Rodarius Williams

No. 25
- Position: Cornerback

Personal information
- Born: September 12, 1996 (age 29) Shreveport, Louisiana, U.S.
- Listed height: 6 ft 0 in (1.83 m)
- Listed weight: 195 lb (88 kg)

Career information
- High school: Calvary Baptist Academy (Shreveport)
- College: Oklahoma State (2016–2020)
- NFL draft: 2021: 6th round, 201st overall pick

Career history
- New York Giants (2021–2022); Tampa Bay Buccaneers (2023)*;
- * Offseason or practice squad member only

Awards and highlights
- Second-team All-Big 12 (2020);

Career NFL statistics
- Total tackles: 16
- Interceptions: 1
- Pass deflections: 2
- Stats at Pro Football Reference

= Rodarius Williams =

American football player (born 1996)

Rodarius Lee Williams (born September 12, 1996) is an American former professional football player who was a cornerback in the National Football League (NFL). He played college football for the Oklahoma State Cowboys.

==Early life==
Williams grew up in Shreveport, Louisiana, and attended Calvary Baptist Academy.

==College career==
Williams was a member of the Cowboys at Oklahoma State University for five seasons, redshirting as a true freshman. He became a starter going into his redshirt freshman year. Williams was named second-team All-Big 12 Conference as a redshirt senior after allowing only nine pass completions and breaking up seven passes.

==Professional career==

Pre-draft measurables
| Height | Weight | Arm length | Hand span | 40-yard dash | 10-yard split | 20-yard split | 20-yard shuttle | Three-cone drill | Vertical jump | Broad jump | Bench press |
| 5 ft 11+3⁄4 in (1.82 m) | 189 lb (86 kg) | 31+1⁄2 in (0.80 m) | 9+1⁄8 in (0.23 m) | 4.52 s | 1.56 s | 2.57 s | 4.18 s | 6.95 s | 36.5 in (0.93 m) | 10 ft 3 in (3.12 m) | 14 reps |
All values from Pro Day

===New York Giants===
In the 2021 NFL draft, Williams was selected in the sixth round (201st overall) by the New York Giants. On May 13, 2021, Williams officially signed with the Giants. He suffered a torn ACL in Week 5 and was ruled out for the season.

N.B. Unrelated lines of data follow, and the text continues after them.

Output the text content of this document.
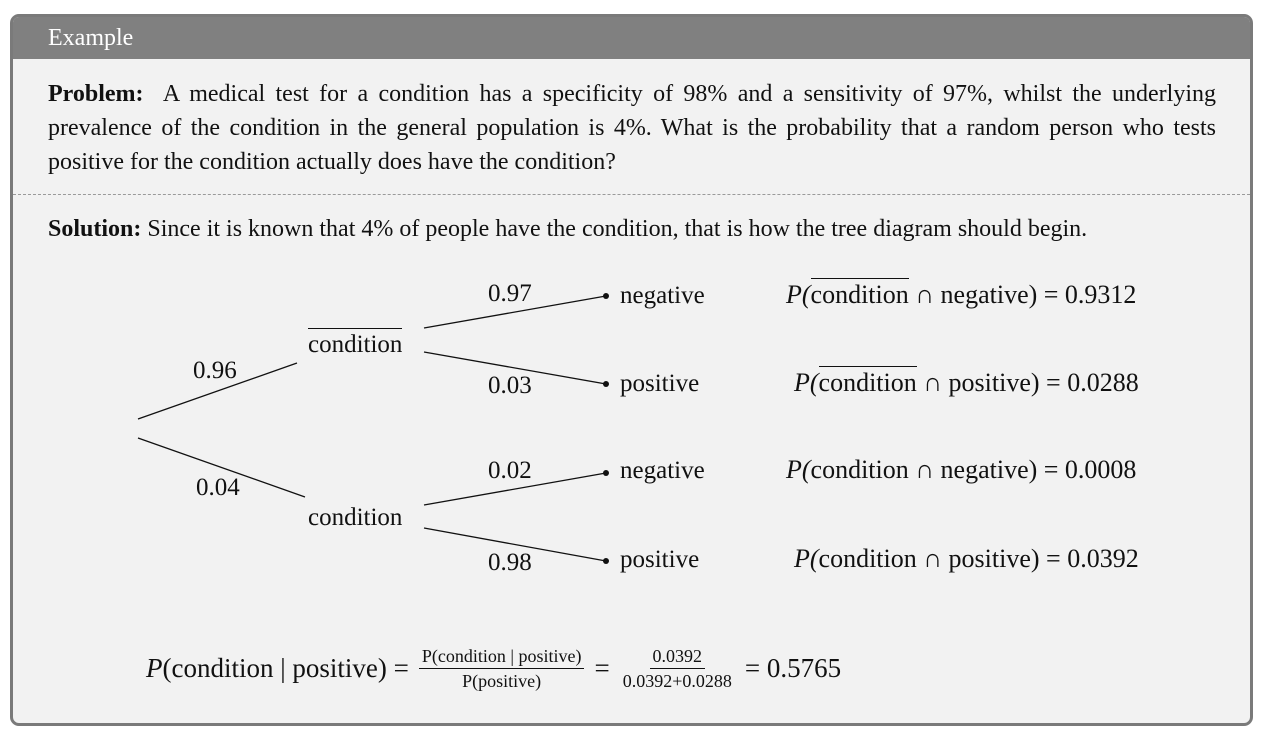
Example
Problem: A medical test for a condition has a specificity of 98% and a sensitivity of 97%, whilst the underlying prevalence of the condition in the general population is 4%. What is the probability that a random person who tests positive for the condition actually does have the condition?
Solution: Since it is known that 4% of people have the condition, that is how the tree diagram should begin.
0.96
0.04
condition
condition
0.97
0.03
0.02
0.98
negative
positive
negative
positive
P(condition ∩ negative) = 0.9312
P(condition ∩ positive) = 0.0288
P(condition ∩ negative) = 0.0008
P(condition ∩ positive) = 0.0392
P (condition | positive) = $\frac{\text{P(condition | positive)}}{\text{P(positive)}} = \frac{0.0392}{0.0392+0.0288} = 0.5765$
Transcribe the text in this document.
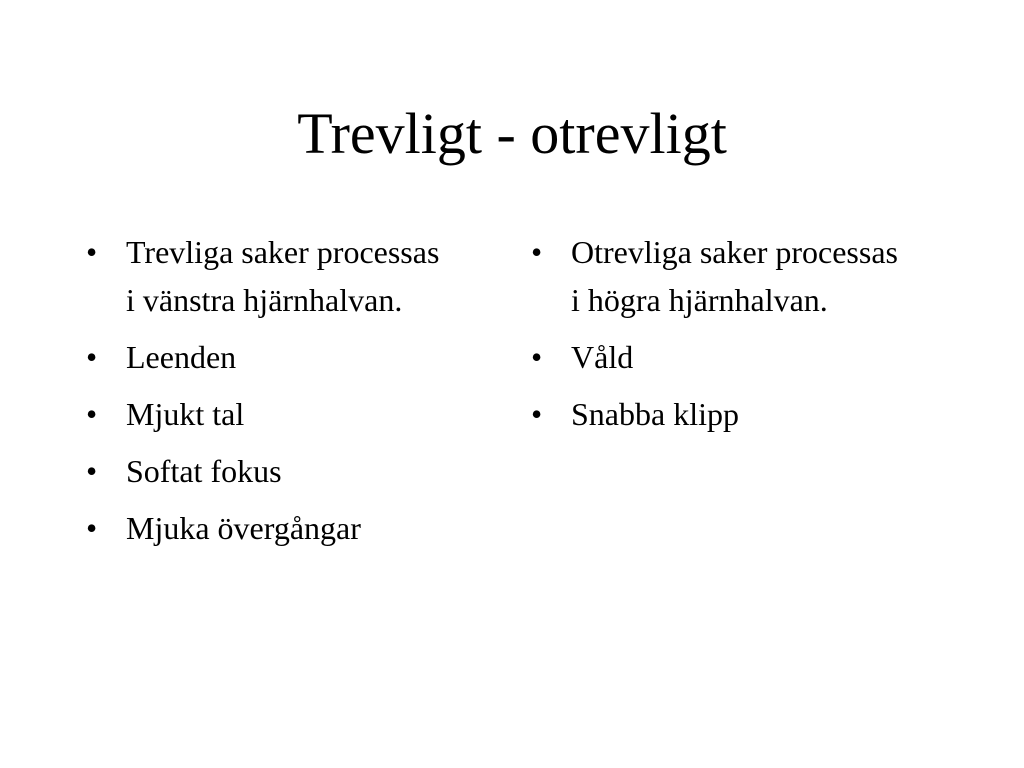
Trevligt - otrevligt
• Trevliga saker processas i vänstra hjärnhalvan.
• Leenden
• Mjukt tal
• Softat fokus
• Mjuka övergångar
• Otrevliga saker processas i högra hjärnhalvan.
• Våld
• Snabba klipp
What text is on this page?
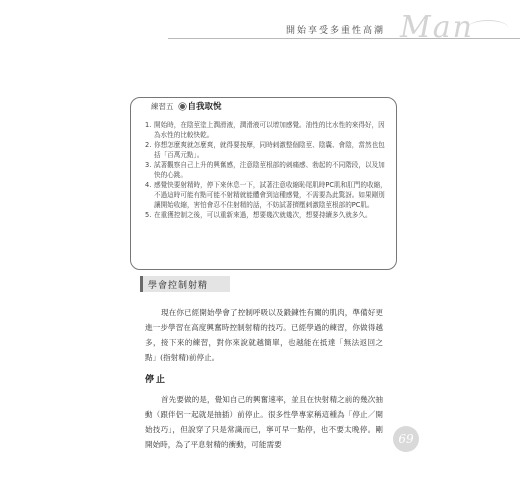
開始享受多重性高潮 Man
練習五 自我取悅
1. 開始時，在陰莖塗上潤滑液，潤滑液可以增加感覺。油性的比水性的來得好，因為水性的比較快乾。
2. 你想怎麼爽就怎麼爽，就得要按摩，同時刺激整個陰莖、陰囊、會陰，當然也包括「百萬元點」。
3. 試著觀察自己上升的興奮感，注意陰莖根部的刺痛感、勃起的不同階段，以及加快的心跳。
4. 感覺快要射精時，停下來休息一下，試著注意收縮恥尾肌時PC肌和肛門的收縮，不過這時可能有點可能不射精就能體會到這種感覺，不需要為此驚訝。如果剛別讓開始收縮，害怕會忍不住射精的話，不妨試著擠壓刺激陰莖根部的PC肌。
5. 在重獲控制之後，可以重新來過，想要幾次就幾次，想要持續多久就多久。
學會控制射精

現在你已經開始學會了控制呼吸以及鍛鍊性有關的肌肉，準備好更進一步學習在高度興奮時控制射精的技巧。已經學過的練習，你做得越多，接下來的練習，對你來說就越簡單，也越能在抵達「無法返回之點」(指射精)前停止。

停止

首先要做的是，覺知自己的興奮速率，並且在快射精之前的幾次抽動（跟伴侶一起就是抽插）前停止。很多性學專家稱這種為「停止／開始技巧」，但說穿了只是常識而已，寧可早一點停，也不要太晚停。剛開始時，為了平息射精的衝動，可能需要	69
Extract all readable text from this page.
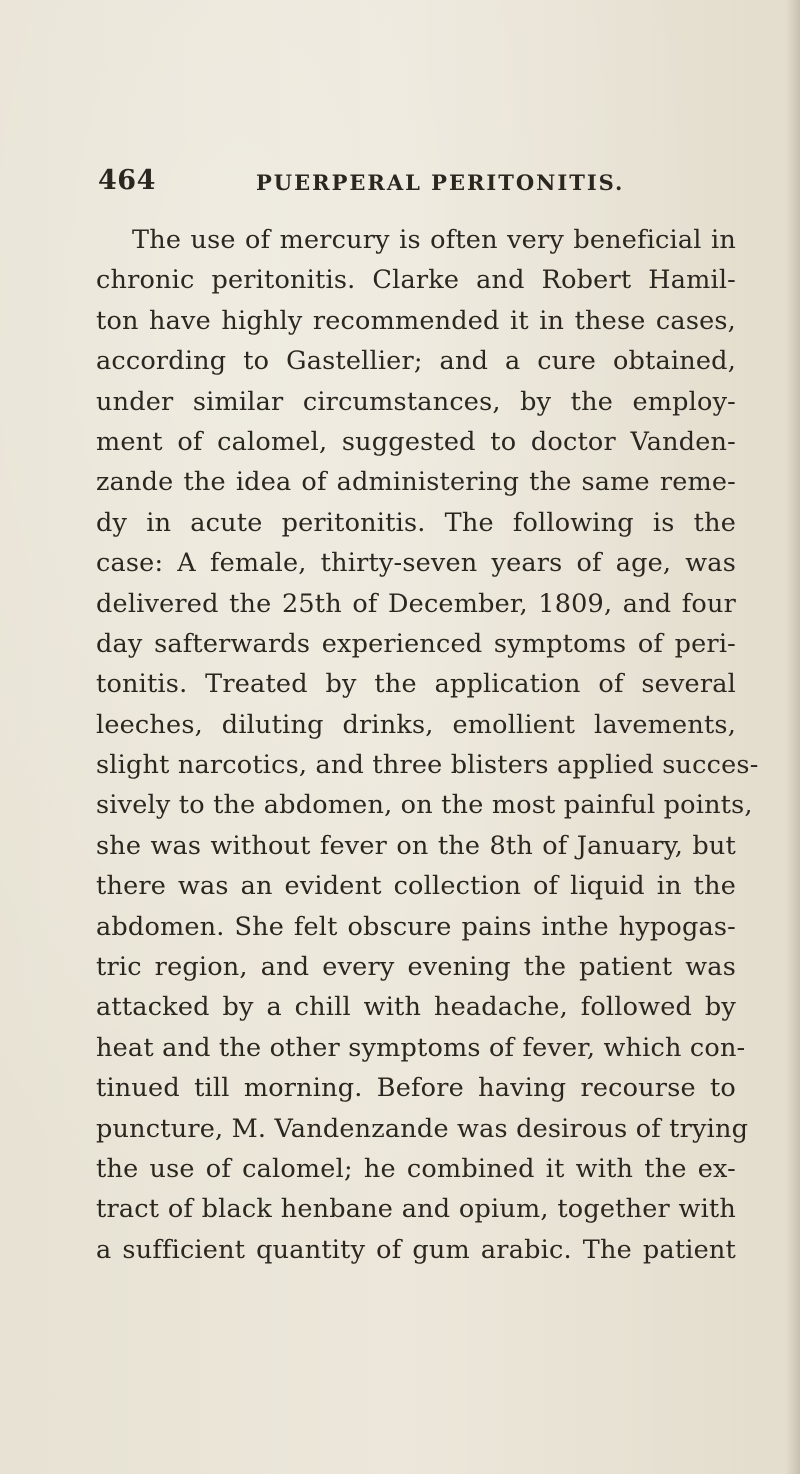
464	PUERPERAL PERITONITIS.
The use of mercury is often very beneficial in
chronic peritonitis. Clarke and Robert Hamil-
ton have highly recommended it in these cases,
according to Gastellier; and a cure obtained,
under similar circumstances, by the employ-
ment of calomel, suggested to doctor Vanden-
zande the idea of administering the same reme-
dy in acute peritonitis. The following is the
case: A female, thirty-seven years of age, was
delivered the 25th of December, 1809, and four
day safterwards experienced symptoms of peri-
tonitis. Treated by the application of several
leeches, diluting drinks, emollient lavements,
slight narcotics, and three blisters applied succes-
sively to the abdomen, on the most painful points,
she was without fever on the 8th of January, but
there was an evident collection of liquid in the
abdomen. She felt obscure pains inthe hypogas-
tric region, and every evening the patient was
attacked by a chill with headache, followed by
heat and the other symptoms of fever, which con-
tinued till morning. Before having recourse to
puncture, M. Vandenzande was desirous of trying
the use of calomel; he combined it with the ex-
tract of black henbane and opium, together with
a sufficient quantity of gum arabic. The patient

On August 31, 2022, Williams was placed on injured reserve. He was activated on November 14. Williams recorded his first career interception off of Dak Prescott in a Week 12 loss to the Dallas Cowboys.

On August 19, 2023, Williams was released.

===Tampa Bay Buccaneers===
On August 20, 2023, Williams was claimed off waivers by the Tampa Bay Buccaneers. He was waived by the Buccaneers on August 28.

==Personal life==
Williams is the older brother of NFL defensive back Greedy Williams.